The Big Picture: Total industry ETF flows reached a robust $25.6 billion over the last week, pushing aggregate assets under management (AUM) to $14.13 trillion amid a complex macroeconomic backdrop of resilient corporate earnings and evolving Fed rate expectations. The most significant divergence of the week occurred between traditional and alternative safe-havens: while Equity and Fixed Income funds absorbed massive inflows ($14.8 billion and $10.7 billion, respectively), both Commodities and Digital Assets experienced sharp reversals, shedding $804 million and $535 million despite swirling geopolitical uncertainties.
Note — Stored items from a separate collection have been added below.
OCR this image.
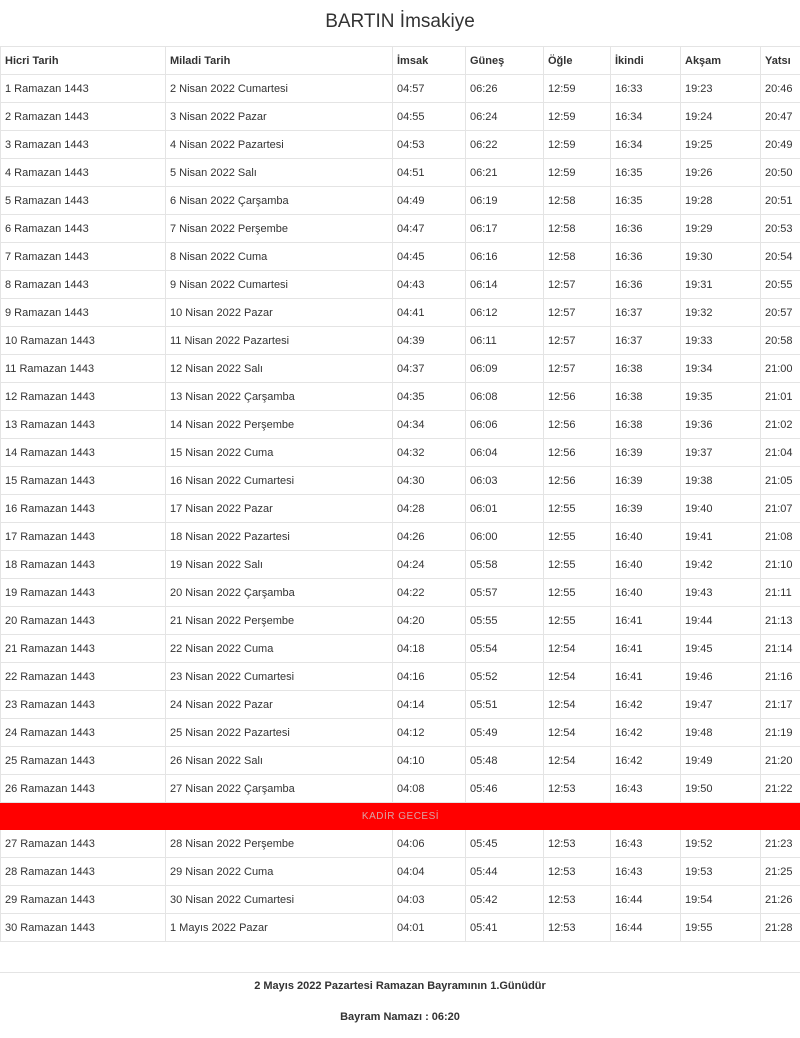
BARTIN İmsakiye
Hicri Tarih	Miladi Tarih	İmsak	Güneş	Öğle	İkindi	Akşam	Yatsı
1 Ramazan 1443	2 Nisan 2022 Cumartesi	04:57	06:26	12:59	16:33	19:23	20:46
2 Ramazan 1443	3 Nisan 2022 Pazar	04:55	06:24	12:59	16:34	19:24	20:47
3 Ramazan 1443	4 Nisan 2022 Pazartesi	04:53	06:22	12:59	16:34	19:25	20:49
4 Ramazan 1443	5 Nisan 2022 Salı	04:51	06:21	12:59	16:35	19:26	20:50
5 Ramazan 1443	6 Nisan 2022 Çarşamba	04:49	06:19	12:58	16:35	19:28	20:51
6 Ramazan 1443	7 Nisan 2022 Perşembe	04:47	06:17	12:58	16:36	19:29	20:53
7 Ramazan 1443	8 Nisan 2022 Cuma	04:45	06:16	12:58	16:36	19:30	20:54
8 Ramazan 1443	9 Nisan 2022 Cumartesi	04:43	06:14	12:57	16:36	19:31	20:55
9 Ramazan 1443	10 Nisan 2022 Pazar	04:41	06:12	12:57	16:37	19:32	20:57
10 Ramazan 1443	11 Nisan 2022 Pazartesi	04:39	06:11	12:57	16:37	19:33	20:58
11 Ramazan 1443	12 Nisan 2022 Salı	04:37	06:09	12:57	16:38	19:34	21:00
12 Ramazan 1443	13 Nisan 2022 Çarşamba	04:35	06:08	12:56	16:38	19:35	21:01
13 Ramazan 1443	14 Nisan 2022 Perşembe	04:34	06:06	12:56	16:38	19:36	21:02
14 Ramazan 1443	15 Nisan 2022 Cuma	04:32	06:04	12:56	16:39	19:37	21:04
15 Ramazan 1443	16 Nisan 2022 Cumartesi	04:30	06:03	12:56	16:39	19:38	21:05
16 Ramazan 1443	17 Nisan 2022 Pazar	04:28	06:01	12:55	16:39	19:40	21:07
17 Ramazan 1443	18 Nisan 2022 Pazartesi	04:26	06:00	12:55	16:40	19:41	21:08
18 Ramazan 1443	19 Nisan 2022 Salı	04:24	05:58	12:55	16:40	19:42	21:10
19 Ramazan 1443	20 Nisan 2022 Çarşamba	04:22	05:57	12:55	16:40	19:43	21:11
20 Ramazan 1443	21 Nisan 2022 Perşembe	04:20	05:55	12:55	16:41	19:44	21:13
21 Ramazan 1443	22 Nisan 2022 Cuma	04:18	05:54	12:54	16:41	19:45	21:14
22 Ramazan 1443	23 Nisan 2022 Cumartesi	04:16	05:52	12:54	16:41	19:46	21:16
23 Ramazan 1443	24 Nisan 2022 Pazar	04:14	05:51	12:54	16:42	19:47	21:17
24 Ramazan 1443	25 Nisan 2022 Pazartesi	04:12	05:49	12:54	16:42	19:48	21:19
25 Ramazan 1443	26 Nisan 2022 Salı	04:10	05:48	12:54	16:42	19:49	21:20
26 Ramazan 1443	27 Nisan 2022 Çarşamba	04:08	05:46	12:53	16:43	19:50	21:22
KADİR GECESİ							
27 Ramazan 1443	28 Nisan 2022 Perşembe	04:06	05:45	12:53	16:43	19:52	21:23
28 Ramazan 1443	29 Nisan 2022 Cuma	04:04	05:44	12:53	16:43	19:53	21:25
29 Ramazan 1443	30 Nisan 2022 Cumartesi	04:03	05:42	12:53	16:44	19:54	21:26
30 Ramazan 1443	1 Mayıs 2022 Pazar	04:01	05:41	12:53	16:44	19:55	21:28
2 Mayıs 2022 Pazartesi Ramazan Bayramının 1.Günüdür
Bayram Namazı : 06:20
| Asset Class | AUM ($B) | 1W Flow ($M) | 1M Flow ($M) | 3M Flow ($M) | YTD Flow ($M) | 1Y Flow ($M) |
|---|---|---|---|---|---|---|
| Equity | $10,799.6 | $14,810 | $109,129 | $365,235 | $175,228 | $955,555 |
| Fixed Income | $2,389.6 | $10,755 | $55,034 | $147,607 | $91,009 | $469,146 |
| Non-Traditional | $408.2 | $1,037 | $9,893 | $18,976 | $9,979 | $86,092 |
| Commodity | $387.6 | (804) | $2,364 | $17,173 | $6,308 | $60,304 |
| Digital Asset | $100.4 | (535) | (5,244) | (4,001) | (3,509) | $27,306 |
| Multi-Asset | $34.7 | $284 | $1,826 | $3,511 | $9,589 | $2,383 |
| Alternative | $10.5 | $10 | $120 | $691 | $3,366 | $227 |
| Currency | $2.6 | $46 | $320 | $248 | $780 | $296 |
| Total | $14,133.2 | $25,604 | $173,441 | $549,440 | $281,922 | $1,612,139 |
(Source: ETF Action, FactSet)
Equity Landscape
The U.S. equity market continues to digest a mixed bag of persistent inflation readings and robust corporate infrastructure spending. While large-cap growth maintains its grip on absolute performance—buoyed by the ongoing artificial intelligence capex cycle—value strategies are topping the inflow charts. This dynamic suggests investors are increasingly looking to broaden their domestic exposure, rotating capital toward cyclicals and underappreciated value segments in preparation for a wider economic expansion.
Internationally, the dispersion between developed and emerging markets remains a key focal point. Global blend funds captured a notable $600 million this week, indicating a strategic shift as money managers rebalance away from concentrated U.S. risks. This steady accumulation has propelled Global Ex-U.S. ETF assets to a staggering $1.72 trillion, underscoring a long-term structural allocation trend toward international diversification.
On a regional basis, the Americas are leading the pack in total performance, but Asia-Pacific is dominating the actual flow of new capital. This geographic contrast highlights a tactical playbook where investors are willing to chase value and structural supply-chain realignments in the East, even while enjoying the reliable momentum found closer to home.
From a sector and thematic perspective, cyclical shifts are taking center stage. Energy flows surged this week as underlying commodity dynamics and geopolitical tensions force a repricing of traditional energy infrastructure, while industrials broadly outperformed the broader market. Thematically, while silver-focused funds surged on the back of tight supply and industrial demand, disruptive technology ETFs faced notable outflows—a sign that investors are becoming hyper-selective about innovation multiples in the current rate environment.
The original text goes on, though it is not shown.